Jurors told the Times after the trial they were split down the middle, with half in favor of conviction and the other half voting not guilty.
"This was a complex tax shelter case, in which Mr. Stewart relied on the advice of his accountant and other tax experts," said Stewart's attorney, John Fitzgibbons. "He is pleased that this five-year ordeal is finally over."
U.S. Attorney's Office spokesman Steve Cole said prosecutors had asked to get approval from the tax division of the Justice Department before they could dismiss the charges.
"We did get that approval, and we filed for dismissal," Cole said.
Several jurors said after the trial that their biggest problem with the case was the government's key witness, Stewart's accountant, who lacked credibility.
During the trial, the accountant, Michael Maricle, admitted stealing nearly $1-million from Stewart and hadn't revealed the theft in its entirety to prosecutors.
Stewart was charged with two counts of filing false tax returns and two counts of tax evasion. All the criminal charges are now over.
Stewart was out on bail during the duration of the criminal case but could have been sentenced to 16 years in prison if he had been convicted of all charges.
The Internal Revenue Service had said Stewart owed about $4-million more than he paid in 1997 and 1998. He was accused of failing to report $11-million in income over those two years, which was earned through selling his stock and ownership in Hooters Inc.
An IRS spokesman told the Times in November that federal officials were considering filing a civil lawsuit against Stewart to recoup that money. They've yet to file a civil complaint, and efforts to reach them late Thursday were unsuccessful.
Stewart maintained during his trial that he didn't know that Maricle had done anything illegal in hiding the money in offshore trusts.
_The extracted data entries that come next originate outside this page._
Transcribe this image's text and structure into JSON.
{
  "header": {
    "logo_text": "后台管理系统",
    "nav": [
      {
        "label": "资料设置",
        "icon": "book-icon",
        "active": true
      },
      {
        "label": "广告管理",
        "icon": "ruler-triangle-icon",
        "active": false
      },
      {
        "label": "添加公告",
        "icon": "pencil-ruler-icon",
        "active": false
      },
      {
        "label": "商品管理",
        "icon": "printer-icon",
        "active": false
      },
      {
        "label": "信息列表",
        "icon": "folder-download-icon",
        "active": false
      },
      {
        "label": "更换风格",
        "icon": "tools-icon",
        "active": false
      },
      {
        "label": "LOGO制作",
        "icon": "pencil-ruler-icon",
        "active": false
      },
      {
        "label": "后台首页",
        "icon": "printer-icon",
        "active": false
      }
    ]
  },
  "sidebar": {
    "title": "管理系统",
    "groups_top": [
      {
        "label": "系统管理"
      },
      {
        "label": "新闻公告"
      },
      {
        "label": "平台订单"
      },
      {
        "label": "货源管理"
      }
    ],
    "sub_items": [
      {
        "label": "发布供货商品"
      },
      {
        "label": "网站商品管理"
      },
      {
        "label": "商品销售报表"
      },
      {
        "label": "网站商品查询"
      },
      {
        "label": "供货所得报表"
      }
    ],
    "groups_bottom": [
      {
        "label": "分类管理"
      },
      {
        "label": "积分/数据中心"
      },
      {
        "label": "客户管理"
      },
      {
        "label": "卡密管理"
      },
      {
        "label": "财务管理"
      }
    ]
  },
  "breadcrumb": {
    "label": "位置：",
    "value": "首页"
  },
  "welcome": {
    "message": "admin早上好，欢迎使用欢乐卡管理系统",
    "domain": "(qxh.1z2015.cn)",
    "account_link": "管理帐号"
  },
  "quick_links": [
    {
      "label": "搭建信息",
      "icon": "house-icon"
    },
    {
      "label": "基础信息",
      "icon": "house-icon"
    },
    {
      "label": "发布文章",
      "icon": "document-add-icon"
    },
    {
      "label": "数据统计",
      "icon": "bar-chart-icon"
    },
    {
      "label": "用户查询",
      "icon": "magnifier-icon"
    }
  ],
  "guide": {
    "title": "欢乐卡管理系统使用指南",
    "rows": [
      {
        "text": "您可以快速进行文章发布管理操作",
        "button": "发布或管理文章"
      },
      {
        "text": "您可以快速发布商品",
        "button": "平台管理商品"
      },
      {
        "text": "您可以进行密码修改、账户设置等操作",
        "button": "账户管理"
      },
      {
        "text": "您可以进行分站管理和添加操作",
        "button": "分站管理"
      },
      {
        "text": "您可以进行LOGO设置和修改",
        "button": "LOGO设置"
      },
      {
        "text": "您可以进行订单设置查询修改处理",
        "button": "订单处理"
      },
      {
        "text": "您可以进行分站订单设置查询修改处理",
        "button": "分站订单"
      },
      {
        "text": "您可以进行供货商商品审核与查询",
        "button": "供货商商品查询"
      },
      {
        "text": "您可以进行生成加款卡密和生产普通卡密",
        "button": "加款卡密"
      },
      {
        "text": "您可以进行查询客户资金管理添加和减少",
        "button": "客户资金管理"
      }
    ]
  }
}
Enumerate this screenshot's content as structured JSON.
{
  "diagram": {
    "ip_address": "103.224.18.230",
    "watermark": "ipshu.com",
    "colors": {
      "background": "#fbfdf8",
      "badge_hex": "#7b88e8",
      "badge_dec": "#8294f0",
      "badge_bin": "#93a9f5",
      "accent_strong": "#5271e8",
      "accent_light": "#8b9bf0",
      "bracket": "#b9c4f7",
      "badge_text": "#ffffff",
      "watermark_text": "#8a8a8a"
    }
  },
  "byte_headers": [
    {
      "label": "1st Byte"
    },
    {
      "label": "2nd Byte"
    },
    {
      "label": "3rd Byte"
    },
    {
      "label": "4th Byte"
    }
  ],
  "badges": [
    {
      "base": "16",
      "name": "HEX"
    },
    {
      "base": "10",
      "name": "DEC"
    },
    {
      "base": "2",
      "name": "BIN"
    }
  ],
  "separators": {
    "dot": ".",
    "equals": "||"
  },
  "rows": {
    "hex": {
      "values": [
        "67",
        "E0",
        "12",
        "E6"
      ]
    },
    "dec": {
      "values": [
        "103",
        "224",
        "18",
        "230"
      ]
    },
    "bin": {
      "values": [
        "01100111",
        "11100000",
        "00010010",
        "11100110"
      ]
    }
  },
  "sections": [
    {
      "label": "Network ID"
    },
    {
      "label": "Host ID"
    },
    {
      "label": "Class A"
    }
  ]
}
Another man, William Tiner, who also had invested in the same offshore scheme, was convicted and is serving a five-year prison sentence.
The U.S. Attorney's Office wouldn't say if it planned to prosecute Maricle for theft, since that information appeared to have affected the case against Stewart.
The government's decision in Stewart's case is a sharp contrast to its response to the more politically charged case of former University of South Florida professor Sami Al-Arian, whose six-month trial ended in a mistrial on nine charges. Al-Arian was acquitted of the other eight charges.
In that case, jurors told the Times that 10 of 12 jurors voted not guilty, but the U.S. Attorney's Office continues to move toward reprosecuting the case.